El presidente de Brasil, Luiz Inácio Lula da Silva, calificó como productiva la reunión mantenida este jueves con su homólogo estadounidense, Donald Trump, en la Casa Blanca. Durante el encuentro, que se extendió por tres horas e incluyó un almuerzo de trabajo, ambos líderes abordaron temas complejos relacionados con el comercio bilateral, la seguridad regional y la explotación de minerales críticos.
Al finalizar la jornada, el presidente brasileño informó en la embajada de su país la creación de equipos binacionales para resolver disputas arancelarias. Estos grupos tendrán un plazo de 30 días para presentar propuestas que permitan eliminar las tasas impositivas a productos brasileños, que actualmente enfrentan restricciones bajo la denominada Sección 301 de la legislación estadounidense.

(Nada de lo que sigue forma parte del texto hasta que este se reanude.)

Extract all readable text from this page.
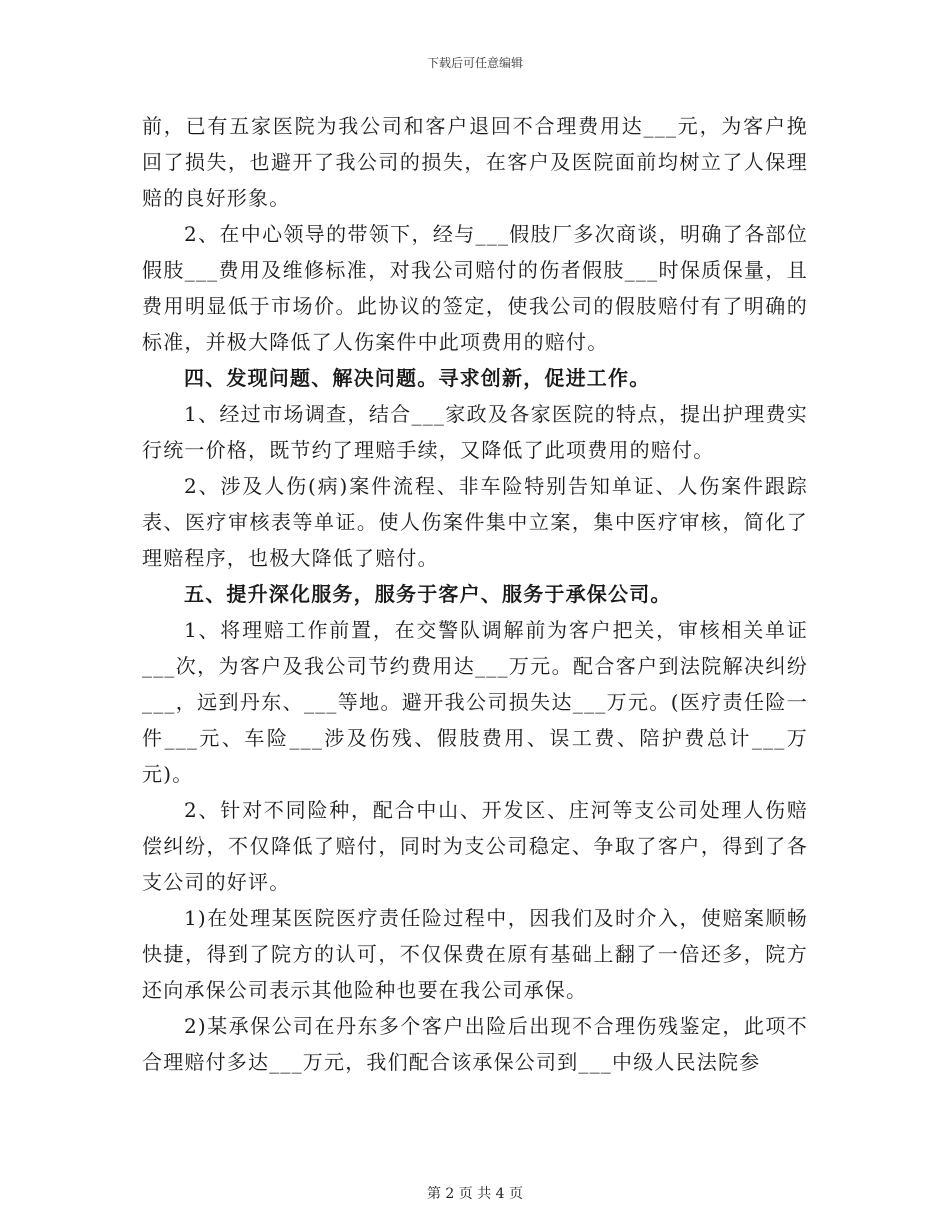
下载后可任意编辑

前，已有五家医院为我公司和客户退回不合理费用达___元，为客户挽回了损失，也避开了我公司的损失，在客户及医院面前均树立了人保理赔的良好形象。

2、在中心领导的带领下，经与___假肢厂多次商谈，明确了各部位假肢___费用及维修标准，对我公司赔付的伤者假肢___时保质保量，且费用明显低于市场价。此协议的签定，使我公司的假肢赔付有了明确的标准，并极大降低了人伤案件中此项费用的赔付。

四、发现问题、解决问题。寻求创新，促进工作。

1、经过市场调查，结合___家政及各家医院的特点，提出护理费实行统一价格，既节约了理赔手续，又降低了此项费用的赔付。

2、涉及人伤(病)案件流程、非车险特别告知单证、人伤案件跟踪表、医疗审核表等单证。使人伤案件集中立案，集中医疗审核，简化了理赔程序，也极大降低了赔付。

五、提升深化服务，服务于客户、服务于承保公司。

1、将理赔工作前置，在交警队调解前为客户把关，审核相关单证___次，为客户及我公司节约费用达___万元。配合客户到法院解决纠纷___，远到丹东、___等地。避开我公司损失达___万元。(医疗责任险一件___元、车险___涉及伤残、假肢费用、误工费、陪护费总计___万元)。

2、针对不同险种，配合中山、开发区、庄河等支公司处理人伤赔偿纠纷，不仅降低了赔付，同时为支公司稳定、争取了客户，得到了各支公司的好评。

1)在处理某医院医疗责任险过程中，因我们及时介入，使赔案顺畅快捷，得到了院方的认可，不仅保费在原有基础上翻了一倍还多，院方还向承保公司表示其他险种也要在我公司承保。

2)某承保公司在丹东多个客户出险后出现不合理伤残鉴定，此项不合理赔付多达___万元，我们配合该承保公司到___中级人民法院参

第 2 页 共 4 页
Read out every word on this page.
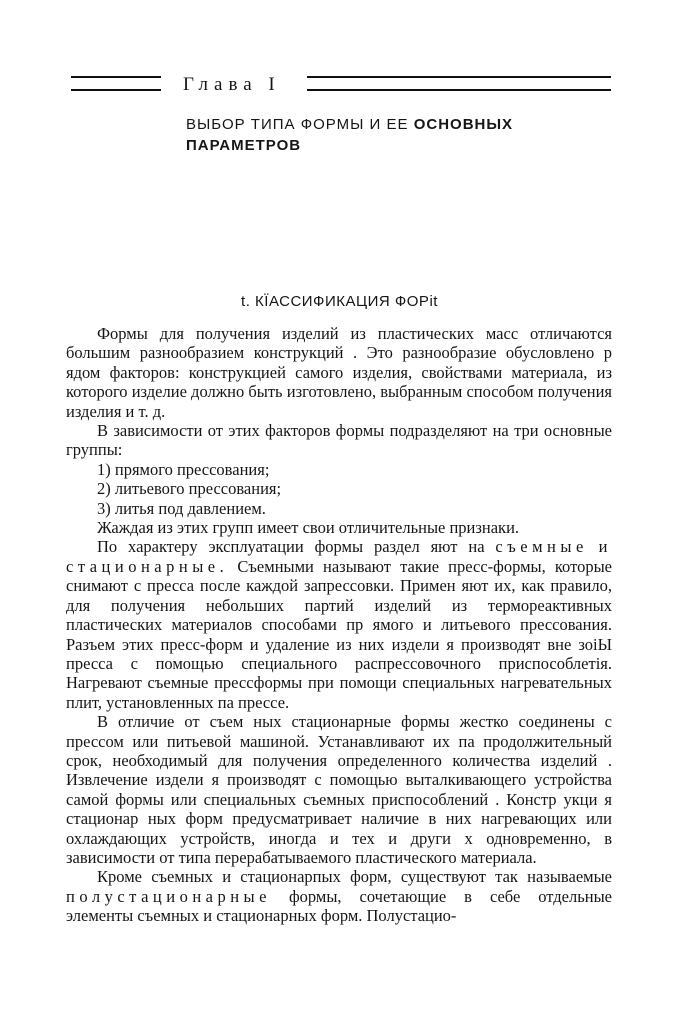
Глава I
ВЫБОР ТИПА ФОРМЫ И ЕЕ ОСНОВНЫХ
ПАРАМЕТРОВ
t. КЇАССИФИКАЦИЯ ФОРit

Формы для получения изделий из пластических масс отличаются большим разнообразием конструкций . Это разнообразие обусловлено р ядом факторов: конструкцией самого изделия, свойствами материала, из которого изделие должно быть изготовлено, выбранным способом получения изделия и т. д.

В зависимости от этих факторов формы подразделяют на три основные группы:

1) прямого прессования;

2) литьевого прессования;

3) литья под давлением.

Жаждая из этих групп имеет свои отличительные признаки.

По характеру эксплуатации формы раздел яют на съемные и стационарные. Съемными называют такие пресс-формы, которые снимают с пресса после каждой запрессовки. Примен яют их, как правило, для получения небольших партий изделий из термореактивных пластических материалов способами пр ямого и литьевого прессования. Разъем этих пресс-форм и удаление из них издели я производят вне зоiЫ пресса с помощью специального распрессовочного приспособлетiя. Нагревают съемные прессформы при помощи специальных нагревательных плит, установленных па прессе.

В отличие от съем ных стационарные формы жестко соединены с прессом или питьевой машиной. Устанавливают их па продолжительный срок, необходимый для получения определенного количества изделий . Извлечение издели я производят с помощью выталкивающего устройства самой формы или специальных съемных приспособлений . Констр укци я стационар ных форм предусматривает наличие в них нагревающих или охлаждающих устройств, иногда и тех и други х одновременно, в зависимости от типа перерабатываемого пластического материала.

Кроме съемных и стационарпых форм, существуют так называемые полустационарные формы, сочетающие в себе отдельные элементы съемных и стационарных форм. Полустацио-
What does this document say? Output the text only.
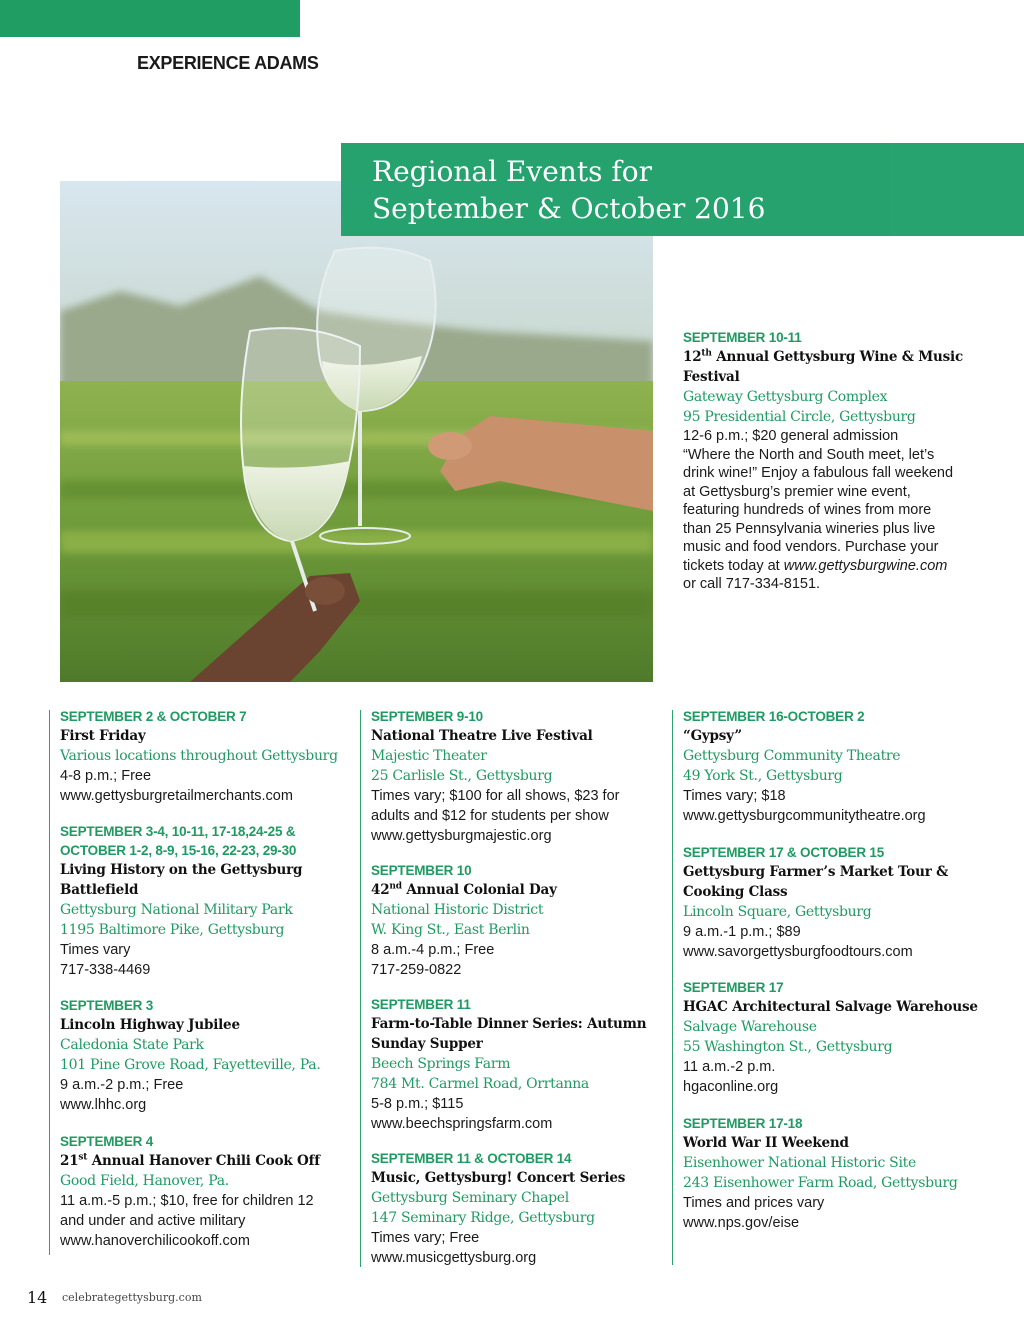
EXPERIENCE ADAMS
Regional Events for
September & October 2016
SEPTEMBER 10-11
12th Annual Gettysburg Wine & Music
Festival
Gateway Gettysburg Complex
95 Presidential Circle, Gettysburg
12-6 p.m.; $20 general admission
“Where the North and South meet, let’s
drink wine!” Enjoy a fabulous fall weekend
at Gettysburg’s premier wine event,
featuring hundreds of wines from more
than 25 Pennsylvania wineries plus live
music and food vendors. Purchase your
tickets today at www.gettysburgwine.com
or call 717-334-8151.
SEPTEMBER 2 & OCTOBER 7
First Friday
Various locations throughout Gettysburg
4-8 p.m.; Free
www.gettysburgretailmerchants.com
SEPTEMBER 3-4, 10-11, 17-18,24-25 &
OCTOBER 1-2, 8-9, 15-16, 22-23, 29-30
Living History on the Gettysburg
Battlefield
Gettysburg National Military Park
1195 Baltimore Pike, Gettysburg
Times vary
717-338-4469
SEPTEMBER 3
Lincoln Highway Jubilee
Caledonia State Park
101 Pine Grove Road, Fayetteville, Pa.
9 a.m.-2 p.m.; Free
www.lhhc.org
SEPTEMBER 4
21st Annual Hanover Chili Cook Off
Good Field, Hanover, Pa.
11 a.m.-5 p.m.; $10, free for children 12
and under and active military
www.hanoverchilicookoff.com
SEPTEMBER 9-10
National Theatre Live Festival
Majestic Theater
25 Carlisle St., Gettysburg
Times vary; $100 for all shows, $23 for
adults and $12 for students per show
www.gettysburgmajestic.org
SEPTEMBER 10
42nd Annual Colonial Day
National Historic District
W. King St., East Berlin
8 a.m.-4 p.m.; Free
717-259-0822
SEPTEMBER 11
Farm-to-Table Dinner Series: Autumn
Sunday Supper
Beech Springs Farm
784 Mt. Carmel Road, Orrtanna
5-8 p.m.; $115
www.beechspringsfarm.com
SEPTEMBER 11 & OCTOBER 14
Music, Gettysburg! Concert Series
Gettysburg Seminary Chapel
147 Seminary Ridge, Gettysburg
Times vary; Free
www.musicgettysburg.org
SEPTEMBER 16-OCTOBER 2
“Gypsy”
Gettysburg Community Theatre
49 York St., Gettysburg
Times vary; $18
www.gettysburgcommunitytheatre.org
SEPTEMBER 17 & OCTOBER 15
Gettysburg Farmer’s Market Tour &
Cooking Class
Lincoln Square, Gettysburg
9 a.m.-1 p.m.; $89
www.savorgettysburgfoodtours.com
SEPTEMBER 17
HGAC Architectural Salvage Warehouse
Salvage Warehouse
55 Washington St., Gettysburg
11 a.m.-2 p.m.
hgaconline.org
SEPTEMBER 17-18
World War II Weekend
Eisenhower National Historic Site
243 Eisenhower Farm Road, Gettysburg
Times and prices vary
www.nps.gov/eise
14 celebrategettysburg.com
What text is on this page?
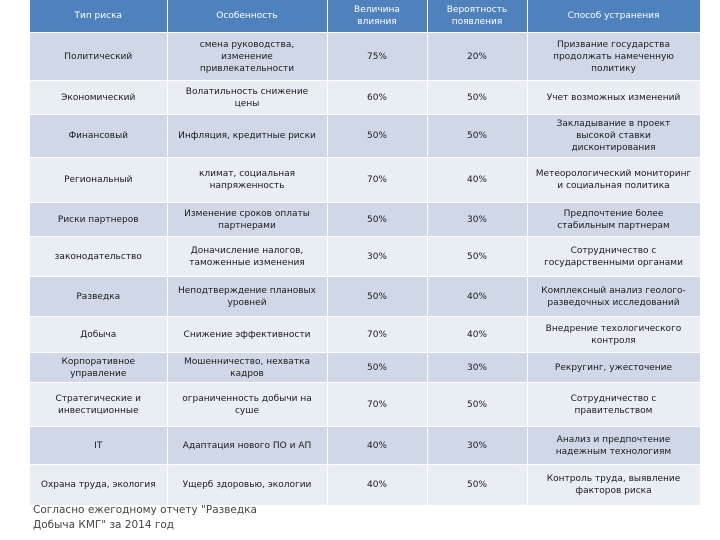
Тип риска	Особенность	Величина влияния	Вероятность появления	Способ устранения
Политический	смена руководства, изменение привлекательности	75%	20%	Призвание государства продолжать намеченную политику
Экономический	Волатильность снижение цены	60%	50%	Учет возможных изменений
Финансовый	Инфляция, кредитные риски	50%	50%	Закладывание в проект высокой ставки дисконтирования
Региональный	климат, социальная напряженность	70%	40%	Метеорологический мониторинг и социальная политика
Риски партнеров	Изменение сроков оплаты партнерами	50%	30%	Предпочтение более стабильным партнерам
законодательство	Доначисление налогов, таможенные изменения	30%	50%	Сотрудничество с государственными органами
Разведка	Неподтверждение плановых уровней	50%	40%	Комплексный анализ геолого-разведочных исследований
Добыча	Снижение эффективности	70%	40%	Внедрение техологического контроля
Корпоративное управление	Мошенничество, нехватка кадров	50%	30%	Рекругинг, ужесточение
Стратегические и инвестиционные	ограниченность добычи на суше	70%	50%	Сотрудничество с правительством
IT	Адаптация нового ПО и АП	40%	30%	Анализ и предпочтение надежным технологиям
Охрана труда, экология	Ущерб здоровью, экологии	40%	50%	Контроль труда, выявление факторов риска
Согласно ежегодному отчету "Разведка Добыча КМГ" за 2014 год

Cooperación y seguridad regional
La agenda de seguridad ocupó un lugar central en la discusión. El mandatario brasileño propuso la formación de un grupo de trabajo extendido a otros países de Sudamérica para combatir el crimen organizado.
Durante el diálogo, Lula manifestó que el enfoque no debe ser estrictamente militarizado, sino que requiere de alternativas económicas para las poblaciones vulnerables.
Por su parte, el ministro de Hacienda, Darío Durigan, detalló que se profundizará el intercambio de información aduanera para detectar el lavado de dinero y el tráfico de armas.
Según datos oficiales, la cooperación previa permitió incautar más de media tonelada de equipamiento irregular procedente de Estados Unidos en el último año. El objetivo actual es integrar las operaciones del Servicio Federal de Impuestos de Brasil con el IRS estadounidense.